Plans have been unveiled by regeneration specialist Citu for the major residential redevelopment of a former foundry site, located south of Leeds Dock and has been vacant since 2005.

The news comes as the £80m Tower Works development, which is central to the regeneration of the South Bank, is recommended for conditional approval with a June start date scheduled.

The proposed new development refered to as Left Bank relates to the former Hydro Aluminium Foundry site which lies between Clarence Road and the River Aire and opposite Citu's Low Fold development.

Citu, which is also behind the eye-catching Greenhouse project in Beeston, is proposing 205 zero carbon standard homes at Left Bank, arranged in 13 blocks and made up of a mixture of flats, live - work units and houses. The proposal also includes associated private, shared communal and public open space, alongside community and café uses.

As at the Low Fold scheme, the homes on Left Bank would be owned, managed and operated by the residential occupiers within a development using a purpose formed community interests company. The scheme would feature a digital platform that allows the homeowner the ability to control energy remotely via a desktop, laptop, tablet or smartphone.

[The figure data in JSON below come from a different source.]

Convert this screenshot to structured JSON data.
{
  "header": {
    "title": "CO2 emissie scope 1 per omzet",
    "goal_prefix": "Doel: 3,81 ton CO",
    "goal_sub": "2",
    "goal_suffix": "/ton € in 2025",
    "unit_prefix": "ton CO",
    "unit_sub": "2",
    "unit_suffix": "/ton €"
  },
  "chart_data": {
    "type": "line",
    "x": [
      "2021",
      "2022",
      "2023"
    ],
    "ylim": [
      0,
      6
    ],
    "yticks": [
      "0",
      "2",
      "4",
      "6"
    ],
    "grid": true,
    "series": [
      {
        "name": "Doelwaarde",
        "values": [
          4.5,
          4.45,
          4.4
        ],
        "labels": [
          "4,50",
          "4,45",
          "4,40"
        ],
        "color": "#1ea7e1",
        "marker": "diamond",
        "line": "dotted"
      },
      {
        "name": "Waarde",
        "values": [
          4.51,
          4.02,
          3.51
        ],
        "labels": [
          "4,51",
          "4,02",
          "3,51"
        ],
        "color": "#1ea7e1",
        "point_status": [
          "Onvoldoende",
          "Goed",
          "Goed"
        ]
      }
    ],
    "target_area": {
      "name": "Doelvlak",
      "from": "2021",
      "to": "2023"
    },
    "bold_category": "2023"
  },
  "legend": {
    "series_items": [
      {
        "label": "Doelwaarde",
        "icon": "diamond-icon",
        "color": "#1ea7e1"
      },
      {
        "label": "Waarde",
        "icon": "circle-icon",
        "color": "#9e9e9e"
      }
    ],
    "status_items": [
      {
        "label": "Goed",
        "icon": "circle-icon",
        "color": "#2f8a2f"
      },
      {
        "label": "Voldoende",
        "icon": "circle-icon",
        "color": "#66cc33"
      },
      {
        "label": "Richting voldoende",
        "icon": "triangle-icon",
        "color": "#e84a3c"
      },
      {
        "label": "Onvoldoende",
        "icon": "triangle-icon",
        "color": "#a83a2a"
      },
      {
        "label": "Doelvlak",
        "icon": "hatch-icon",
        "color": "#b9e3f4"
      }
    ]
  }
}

Citu was formed in 2004 by Chris Thompson as a property development business looking to build communities that reduce their impact on the environment.

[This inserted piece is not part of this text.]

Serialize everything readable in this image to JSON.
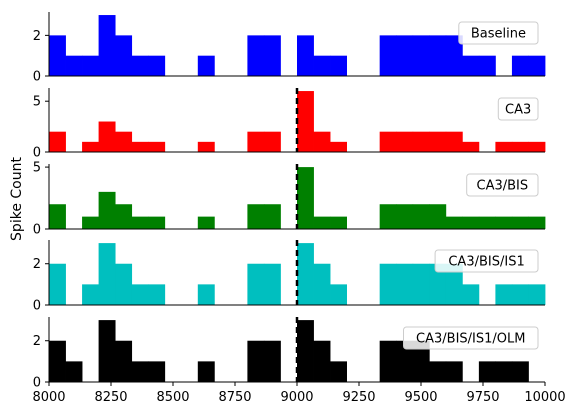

The Left Bank proposal will be showcased in a pre-application presentation next week (11 February 2016) when councillors are also expected to back Carillion's plans for Tower Works.

Tower Works plans include a residential development of 160 units, ranging from one-bedroom flats to five-bedroom townhouses; 128,000 sq ft of office space and retail space of up to 4,000 sq ft. At ground level, adjacent to public routes, shops, restaurants and cafes and drinking establishments will occupy a further 16,000 sq ft.

Tower Works is being designed by architects Jestico + Whiles and landscape architects Oobe and engineering firm WSP.